From the video it was obvious she wasn’t glamorous, which was noticeable only because we’re so used to seeing good-looking faces on the tube. And like most people, she had not cultivated the animated, head-tilting, light-catching mannerisms of someone accustomed to being televised.
Several weeks later I was driving in my car, when on came the broadcast of our panel. Since I’d seen the raw video again and again, I could practically reenact it word-for-word. When it came to the point where the woman I was referring to started to politely disagree, it was arguably impressive. She was disagreeing with a famous astronaut, a powerful general, a representative from the White House and the head of a global foundation. And I knew exactly what she was going to say.
What I didn’t see coming was that her voice alone – carried on the radio – brought me to another place. It was compelling. Transfixing. She made one striking point after another. I was not deceived by her looks. It was as if I had heard her for the very first time.
This is a lesson about the nature of being human, being victims – if you will – of our bodies, how our brains process information differently when solely listening to audio as opposed to our eyes and our ears both at once.
This, in a nutshell, is the power of radio, far, far beyond the glitz of TV.

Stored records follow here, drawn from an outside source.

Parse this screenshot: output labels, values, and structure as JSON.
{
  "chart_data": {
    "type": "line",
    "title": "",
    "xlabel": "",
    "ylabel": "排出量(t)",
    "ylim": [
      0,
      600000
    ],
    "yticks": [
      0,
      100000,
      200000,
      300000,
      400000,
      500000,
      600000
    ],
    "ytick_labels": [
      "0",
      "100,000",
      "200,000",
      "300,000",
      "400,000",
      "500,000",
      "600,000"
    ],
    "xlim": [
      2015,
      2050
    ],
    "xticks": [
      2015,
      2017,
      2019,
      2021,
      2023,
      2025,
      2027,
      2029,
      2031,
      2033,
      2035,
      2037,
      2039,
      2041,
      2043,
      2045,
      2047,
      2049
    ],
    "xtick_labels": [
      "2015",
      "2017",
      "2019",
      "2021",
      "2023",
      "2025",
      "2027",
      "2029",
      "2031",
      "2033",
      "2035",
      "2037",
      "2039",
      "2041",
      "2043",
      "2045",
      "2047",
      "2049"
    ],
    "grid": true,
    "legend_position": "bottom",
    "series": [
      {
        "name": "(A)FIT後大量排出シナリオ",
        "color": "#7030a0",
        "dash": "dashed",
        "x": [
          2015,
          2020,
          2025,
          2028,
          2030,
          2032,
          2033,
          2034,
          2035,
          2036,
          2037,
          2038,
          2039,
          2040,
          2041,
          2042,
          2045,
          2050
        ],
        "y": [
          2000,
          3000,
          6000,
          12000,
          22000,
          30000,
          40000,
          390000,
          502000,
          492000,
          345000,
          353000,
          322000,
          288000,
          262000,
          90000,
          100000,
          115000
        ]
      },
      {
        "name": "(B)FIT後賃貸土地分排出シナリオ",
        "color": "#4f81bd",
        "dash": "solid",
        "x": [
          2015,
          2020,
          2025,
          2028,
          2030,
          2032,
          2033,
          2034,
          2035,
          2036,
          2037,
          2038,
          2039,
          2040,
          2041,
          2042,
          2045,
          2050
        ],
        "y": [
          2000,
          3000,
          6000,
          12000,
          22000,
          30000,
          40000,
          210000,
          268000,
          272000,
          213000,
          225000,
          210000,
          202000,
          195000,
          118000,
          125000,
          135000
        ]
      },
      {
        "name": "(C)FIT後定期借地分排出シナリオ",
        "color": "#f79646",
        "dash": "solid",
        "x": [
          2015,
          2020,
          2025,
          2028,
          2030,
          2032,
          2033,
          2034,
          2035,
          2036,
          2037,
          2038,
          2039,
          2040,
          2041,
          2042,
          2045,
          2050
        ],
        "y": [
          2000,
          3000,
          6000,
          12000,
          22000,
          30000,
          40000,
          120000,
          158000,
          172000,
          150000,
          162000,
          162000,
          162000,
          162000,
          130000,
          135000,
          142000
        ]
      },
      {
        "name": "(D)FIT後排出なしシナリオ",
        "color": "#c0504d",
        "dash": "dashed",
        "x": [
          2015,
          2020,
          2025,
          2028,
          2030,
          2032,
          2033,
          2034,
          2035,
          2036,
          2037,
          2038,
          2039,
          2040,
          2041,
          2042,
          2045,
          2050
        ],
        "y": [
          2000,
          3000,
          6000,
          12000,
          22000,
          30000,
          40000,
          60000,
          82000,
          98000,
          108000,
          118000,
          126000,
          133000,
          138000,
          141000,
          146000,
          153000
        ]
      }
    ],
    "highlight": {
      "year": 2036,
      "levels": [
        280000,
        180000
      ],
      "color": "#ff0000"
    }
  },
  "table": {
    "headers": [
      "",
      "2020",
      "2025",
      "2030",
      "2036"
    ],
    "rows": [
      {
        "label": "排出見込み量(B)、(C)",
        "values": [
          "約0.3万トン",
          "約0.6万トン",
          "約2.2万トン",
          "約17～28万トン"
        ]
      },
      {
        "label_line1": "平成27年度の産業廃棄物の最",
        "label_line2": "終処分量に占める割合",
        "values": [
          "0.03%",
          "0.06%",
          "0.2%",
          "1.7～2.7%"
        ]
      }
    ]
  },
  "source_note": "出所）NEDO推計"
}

I’d not thought of this experience for many years until two incidents, two days running.
The first was a television documentary about Timothy Treadwell, who was fascinated by brown bears, and spent time getting close to them – physically close to them – in the wilds of Alaska. Three years ago he and a companion were mauled to death by a bear while they were camping. By happenstance, he had turned on his video camera, although the lens cap had remained in place.
The grizzling outcome was an audio of their horrific deaths, and the documentary showed a producer listening to the tape in front of Treadwell’s closest family member. She had never listened to the recording herself, although she is sitting there while he did so. At one point the producer ripped off his headphones, looked at her in earnest, and said, “You must never listen to this tape.”
The next morning, I went out to my front porch, picked up my paper and settled in for my daily perusal. The story was just one among many, but the headlines were clear as a bell: “Panic and chaos on new tapes from 9/11 … Newly released recordings of calls from burning towers.”
While the towers were burning, some 1,600 emergency calls came in. Of these, 31 came from inside the World Trade Center itself.
There have been lawsuits about gaining access to these tapes, and now – five years later - they are finally being heard.
Knowledge is power, but let’s not forget that technology is a two-edged sword. The ability to relive human anguish at this level is unprecedented in human history. We must be cautious, where perhaps we were once cavalier.
I'm Moira Gunn. This is Five Minutes.